As we commemorate the anniversary this December 7th of the attack on Pearl Harbor, Hawaii by Imperial Japanese forces that brought the United States into World War II, many Americans today will no doubt think of the solemn and beautiful white marble memorial that bestrides the USS Arizona. Those of us who have personally visited the site can never forget what it feels like to stand in the airy sunshine of the memorial, above the sunken ship and her crew, and read the names that are carved into the memorial’s interior of the 1,177 men aboard her who lost their lives on that fateful Sunday morning.
This past September while on business there, I was privileged to receive a private tour of Pearl Harbor which featured historic sites on the active military base that are off-limits to the public. The lead image in this post is a view of the USS Arizona memorial from a smaller memorial on Ford Island itself; just steps away from this point are the private homes of active military personnel currently serving there.

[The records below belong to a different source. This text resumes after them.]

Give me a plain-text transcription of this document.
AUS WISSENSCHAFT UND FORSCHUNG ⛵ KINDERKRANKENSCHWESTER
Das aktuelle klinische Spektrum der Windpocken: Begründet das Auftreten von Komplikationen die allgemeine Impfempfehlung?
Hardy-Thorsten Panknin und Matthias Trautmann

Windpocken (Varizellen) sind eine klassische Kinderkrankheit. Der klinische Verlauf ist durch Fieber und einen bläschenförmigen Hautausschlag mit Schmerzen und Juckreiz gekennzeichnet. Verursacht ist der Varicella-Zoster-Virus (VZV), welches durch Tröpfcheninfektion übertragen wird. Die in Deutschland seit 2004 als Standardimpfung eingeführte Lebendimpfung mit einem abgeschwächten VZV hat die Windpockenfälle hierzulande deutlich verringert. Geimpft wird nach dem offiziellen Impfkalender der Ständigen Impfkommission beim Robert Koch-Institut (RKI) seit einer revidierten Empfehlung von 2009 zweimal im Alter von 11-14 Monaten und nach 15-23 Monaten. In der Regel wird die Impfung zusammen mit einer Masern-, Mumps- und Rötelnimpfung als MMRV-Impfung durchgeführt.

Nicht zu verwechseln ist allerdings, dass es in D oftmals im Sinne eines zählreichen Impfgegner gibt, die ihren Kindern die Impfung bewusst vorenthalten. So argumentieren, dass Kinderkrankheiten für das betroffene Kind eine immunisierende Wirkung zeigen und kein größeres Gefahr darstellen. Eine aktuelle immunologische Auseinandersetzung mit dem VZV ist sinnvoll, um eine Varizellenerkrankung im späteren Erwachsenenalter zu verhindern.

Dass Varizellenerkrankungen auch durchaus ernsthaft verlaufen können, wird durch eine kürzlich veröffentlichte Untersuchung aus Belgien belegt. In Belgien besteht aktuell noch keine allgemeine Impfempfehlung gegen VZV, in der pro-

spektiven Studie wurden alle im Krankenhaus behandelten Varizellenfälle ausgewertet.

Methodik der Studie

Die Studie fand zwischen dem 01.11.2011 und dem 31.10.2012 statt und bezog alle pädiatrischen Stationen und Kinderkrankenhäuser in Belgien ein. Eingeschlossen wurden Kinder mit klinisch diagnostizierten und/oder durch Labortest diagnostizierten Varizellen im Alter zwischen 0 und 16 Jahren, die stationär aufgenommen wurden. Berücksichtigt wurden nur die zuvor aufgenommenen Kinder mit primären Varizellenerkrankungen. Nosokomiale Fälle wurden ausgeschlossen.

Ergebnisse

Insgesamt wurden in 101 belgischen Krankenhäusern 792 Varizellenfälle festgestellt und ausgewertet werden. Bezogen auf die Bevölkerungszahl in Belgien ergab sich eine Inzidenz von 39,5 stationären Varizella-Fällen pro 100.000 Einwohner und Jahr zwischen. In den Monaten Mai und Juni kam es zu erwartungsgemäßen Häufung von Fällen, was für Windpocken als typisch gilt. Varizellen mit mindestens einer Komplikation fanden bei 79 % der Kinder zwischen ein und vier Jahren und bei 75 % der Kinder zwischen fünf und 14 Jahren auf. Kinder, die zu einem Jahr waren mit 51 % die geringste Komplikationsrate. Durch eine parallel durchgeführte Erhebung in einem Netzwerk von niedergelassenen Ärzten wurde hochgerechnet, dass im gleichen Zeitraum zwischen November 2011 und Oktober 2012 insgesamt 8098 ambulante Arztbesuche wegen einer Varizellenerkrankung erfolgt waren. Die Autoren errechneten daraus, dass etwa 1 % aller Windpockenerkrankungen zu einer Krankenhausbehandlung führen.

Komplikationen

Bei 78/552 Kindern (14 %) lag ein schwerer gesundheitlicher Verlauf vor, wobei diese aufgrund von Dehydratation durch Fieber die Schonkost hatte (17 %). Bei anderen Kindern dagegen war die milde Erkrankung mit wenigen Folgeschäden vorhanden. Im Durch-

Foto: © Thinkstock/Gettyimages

The sense of peace at that spot is very different from the experience of being in the crowds which ferry visitors to the memorial. The most emotionally impactful part of this place to me was the coins left for the fallen on top of this quiet, secluded memorial, a site that many Americans don’t even know exists. Visitors leave a penny to signify their visit to the fallen. A nickel is left behind by a comrade who trained with them, while a dime is left by those who then served with them. A quarter is left by those who were there when the fallen sailor or soldier lost his life.
A far less-known memorial on the other side of Ford Island honors the USS Utah, which was also sunk on December 7, 1941, with a loss of 58 men killed. The wreckage of the Utah still protrudes above the water’s surface, and visitors can walk along an L-shaped pier to gain a better view of the ship. Because a neighborhood of military families on the base parallels this waterfront, this memorial is much less frequently visited. Thus, I was once again moved to see the profusion of change left at the memorial, literally within a stone’s throw of the ship itself.
Our guide told me a story while standing on the pier. He said that the wife of an officer on board the Utah had given birth to twin daughters, but that one daughter had died. Her father had taken his child’s ashes in an urn onboard the ship to scatter her remains at sea on his next patrol, but that the Japanese sinking of the ship prevented him from fulfilling his plan. Our guide told me that the deceased infant’s urn was still on board the ship, and that every December 7th, her twin brings flowers to drop into Pearl Harbor.